Surf girls no subject

It’s a fairly lengthy process to remove such a large object, but I zoomed in close and began to clone surrounding areas, healing where necessary. Zooming in significantly helps retain detail. With the above shot the background is water, which is very repetitive, making in much easier to repeat. With that in mind I wanted to experiment with an image that has a more detailed background, one that would have to be ‘created’ in order for the image to look ‘real’.

Second image:


Edited version:


Birdie no subject

I had to continue the main branch in focus (where the bird was perched) and pay attention to the shadow on the under side. I also had to continue the twigs in the background. It helps that there was a shallow depth of field as a blurry background is easier to manipulate. At first glance I think the bird has been removed well, and you’d not necessarily think that an object was present.

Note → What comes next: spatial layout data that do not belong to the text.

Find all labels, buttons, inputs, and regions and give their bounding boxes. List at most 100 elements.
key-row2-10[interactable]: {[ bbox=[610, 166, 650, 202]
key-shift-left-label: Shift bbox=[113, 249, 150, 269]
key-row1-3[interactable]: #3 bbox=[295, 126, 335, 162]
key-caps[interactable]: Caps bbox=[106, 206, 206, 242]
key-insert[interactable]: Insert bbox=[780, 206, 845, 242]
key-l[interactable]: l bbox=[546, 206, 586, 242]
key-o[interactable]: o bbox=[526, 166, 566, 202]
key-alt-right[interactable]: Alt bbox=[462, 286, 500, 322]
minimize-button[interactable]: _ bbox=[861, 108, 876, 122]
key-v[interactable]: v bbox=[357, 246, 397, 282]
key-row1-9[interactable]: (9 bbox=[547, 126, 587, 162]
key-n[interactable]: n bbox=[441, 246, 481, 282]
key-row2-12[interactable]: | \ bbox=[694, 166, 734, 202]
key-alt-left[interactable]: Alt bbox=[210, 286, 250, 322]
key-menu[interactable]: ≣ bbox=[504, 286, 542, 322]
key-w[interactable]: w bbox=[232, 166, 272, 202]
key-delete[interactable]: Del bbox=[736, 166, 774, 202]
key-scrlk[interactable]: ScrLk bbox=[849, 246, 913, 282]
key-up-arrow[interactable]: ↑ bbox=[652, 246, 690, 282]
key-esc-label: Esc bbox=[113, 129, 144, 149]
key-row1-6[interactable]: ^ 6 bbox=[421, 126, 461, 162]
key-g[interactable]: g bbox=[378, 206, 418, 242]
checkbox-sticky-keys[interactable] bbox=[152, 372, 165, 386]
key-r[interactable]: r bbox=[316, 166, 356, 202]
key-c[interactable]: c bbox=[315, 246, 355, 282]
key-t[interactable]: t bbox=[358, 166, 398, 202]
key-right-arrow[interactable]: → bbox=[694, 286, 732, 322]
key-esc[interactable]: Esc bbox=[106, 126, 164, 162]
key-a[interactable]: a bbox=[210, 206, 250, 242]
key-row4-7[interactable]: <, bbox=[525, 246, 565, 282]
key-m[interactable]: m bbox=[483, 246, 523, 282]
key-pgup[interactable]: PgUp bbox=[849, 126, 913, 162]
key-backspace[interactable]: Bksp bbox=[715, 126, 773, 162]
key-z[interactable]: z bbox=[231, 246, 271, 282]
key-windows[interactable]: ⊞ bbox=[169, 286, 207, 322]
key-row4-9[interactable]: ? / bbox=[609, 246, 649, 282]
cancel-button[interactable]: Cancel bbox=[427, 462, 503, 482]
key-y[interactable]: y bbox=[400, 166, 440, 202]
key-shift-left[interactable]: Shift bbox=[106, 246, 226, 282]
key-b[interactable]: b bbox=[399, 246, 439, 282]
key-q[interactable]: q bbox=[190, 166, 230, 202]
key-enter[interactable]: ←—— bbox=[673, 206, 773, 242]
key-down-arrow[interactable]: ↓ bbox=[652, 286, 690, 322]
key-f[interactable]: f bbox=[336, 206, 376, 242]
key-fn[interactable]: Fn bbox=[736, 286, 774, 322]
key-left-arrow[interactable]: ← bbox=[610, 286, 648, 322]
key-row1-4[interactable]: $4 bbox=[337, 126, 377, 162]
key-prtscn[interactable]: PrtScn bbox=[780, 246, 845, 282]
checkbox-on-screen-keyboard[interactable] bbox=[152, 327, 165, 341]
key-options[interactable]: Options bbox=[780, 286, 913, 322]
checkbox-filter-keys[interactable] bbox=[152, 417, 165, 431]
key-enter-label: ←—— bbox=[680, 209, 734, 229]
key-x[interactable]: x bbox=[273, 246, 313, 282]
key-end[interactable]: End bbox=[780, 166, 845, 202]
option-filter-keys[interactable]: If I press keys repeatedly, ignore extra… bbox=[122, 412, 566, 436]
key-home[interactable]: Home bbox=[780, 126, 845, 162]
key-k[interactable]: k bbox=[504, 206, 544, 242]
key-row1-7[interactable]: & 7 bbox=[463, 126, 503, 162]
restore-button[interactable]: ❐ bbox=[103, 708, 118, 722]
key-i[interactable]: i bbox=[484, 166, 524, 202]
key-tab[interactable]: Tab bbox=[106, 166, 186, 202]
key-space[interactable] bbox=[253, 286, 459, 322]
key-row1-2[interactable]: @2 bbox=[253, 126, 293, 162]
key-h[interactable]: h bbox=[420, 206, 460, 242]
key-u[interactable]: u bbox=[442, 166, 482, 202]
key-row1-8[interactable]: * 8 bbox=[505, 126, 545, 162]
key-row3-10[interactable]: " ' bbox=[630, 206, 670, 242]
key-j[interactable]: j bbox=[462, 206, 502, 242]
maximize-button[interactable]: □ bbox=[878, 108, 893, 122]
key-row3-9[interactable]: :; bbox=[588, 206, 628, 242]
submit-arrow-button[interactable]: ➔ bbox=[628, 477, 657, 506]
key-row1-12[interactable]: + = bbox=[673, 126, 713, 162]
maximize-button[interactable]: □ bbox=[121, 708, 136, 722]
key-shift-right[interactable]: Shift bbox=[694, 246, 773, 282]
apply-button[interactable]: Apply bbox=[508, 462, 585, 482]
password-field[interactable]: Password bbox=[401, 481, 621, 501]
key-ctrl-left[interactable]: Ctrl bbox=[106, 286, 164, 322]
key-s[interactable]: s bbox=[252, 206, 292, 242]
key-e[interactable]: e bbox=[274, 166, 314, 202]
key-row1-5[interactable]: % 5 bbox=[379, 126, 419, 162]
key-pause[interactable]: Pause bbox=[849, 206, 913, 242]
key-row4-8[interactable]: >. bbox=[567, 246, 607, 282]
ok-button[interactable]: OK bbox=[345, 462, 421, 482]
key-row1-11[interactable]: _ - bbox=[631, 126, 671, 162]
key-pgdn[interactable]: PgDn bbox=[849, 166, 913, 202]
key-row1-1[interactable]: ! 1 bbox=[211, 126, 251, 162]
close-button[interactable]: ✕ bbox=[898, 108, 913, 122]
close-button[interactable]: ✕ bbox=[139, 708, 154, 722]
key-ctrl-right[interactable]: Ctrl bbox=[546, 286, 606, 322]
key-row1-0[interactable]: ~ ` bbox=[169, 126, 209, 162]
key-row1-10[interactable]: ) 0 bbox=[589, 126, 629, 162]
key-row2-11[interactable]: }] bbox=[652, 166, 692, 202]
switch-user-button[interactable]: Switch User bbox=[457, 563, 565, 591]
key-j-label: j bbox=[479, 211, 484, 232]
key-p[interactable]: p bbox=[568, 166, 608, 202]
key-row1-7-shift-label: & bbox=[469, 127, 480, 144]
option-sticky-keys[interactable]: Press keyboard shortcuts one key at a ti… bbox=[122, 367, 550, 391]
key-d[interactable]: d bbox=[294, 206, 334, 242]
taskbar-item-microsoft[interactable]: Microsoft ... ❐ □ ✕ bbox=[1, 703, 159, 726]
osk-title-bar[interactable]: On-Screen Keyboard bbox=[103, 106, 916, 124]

However, with all editing, the longer I look at it, the more faults I see!

I’m not sure I would ever submit an image so edited as the two above. There are numerous articles that debate the importance of ethics in photography – some go so far as to say cropping is wrong. In this day and age manipulation is everywhere, especially on magazine covers. Celebrities are heavily airbrushed and edited. In photojournalism editing is strongly prohibited, and the images retain their originality. The only time I would edit on a large scale would be to produce a piece of art rather than a documented photograph. Or, as seen earlier, to remove unwanted dust specs, scratches, or lens flare.

Exercise: Correction (DPP)

For this exercise we need to find 2 images that will be corrected. One with dust on it, the other with lens flare (polygon flare). Using the software available to us, we are to correct these.

Finally my work path and my academic path have crossed over! I work for a photography company that specialises in iconic photography. On a daily basis I edit images.

(It is worth mentioning at this point that I work only to correct images, rather than alter/manipulate them. This begs the question of what is ethically acceptable and what is not. I remove parts that have been damaged in some way since the original photo was taken, and work to restore it to it’s original condition.)

Some of the pictures we work with go as far back as the 1930s so you can image they can arrive with us in a bad state – dust, scratches, fingerprints, creases, you name it.

This type of correction is paramount to my workflow process. I often use software to remove unsightly objects (plane in the sky for example) or flare from my lenses in my personal work.

To emphasise this exercise brief i’ve screen grabbed a recent image of Frank Sinatra I cleaned.

Here’s the original:

Screen Shot 2016-08-10 at 15.44.05

When zoomed in you can see the damage and dust – there’s black specs, white specs, and scratches down his cheek.

Screen Shot 2016-08-10 at 15.44.44

For this kind of clean up I tend to rely heavily on the spot healing tool, and less on the clone tool.

Cleaned image:

Screen Shot 2016-08-10 at 15.45.11

Zoomed in:

Screen Shot 2016-08-10 at 15.45.32

Lens flare, as a general rule, is something I try to avoid for the majority of the time, unless I feel it’s going to add some form of aesthetic value to an image (a crisp ski slope for example, may look creative with lens flare)

Here’s an image I found containing a prominent flare:

Lens flare

As you can see there’s a definite red and green flare to the left of the image. By using the cloning tool and zooming in to 100% I am able to clone the surrounding areas over the flare. It helps that the area is dense woodland as this can hide any minor spots that may be inconsistent  – had the area been a lighter colour it may have been more of a challenge.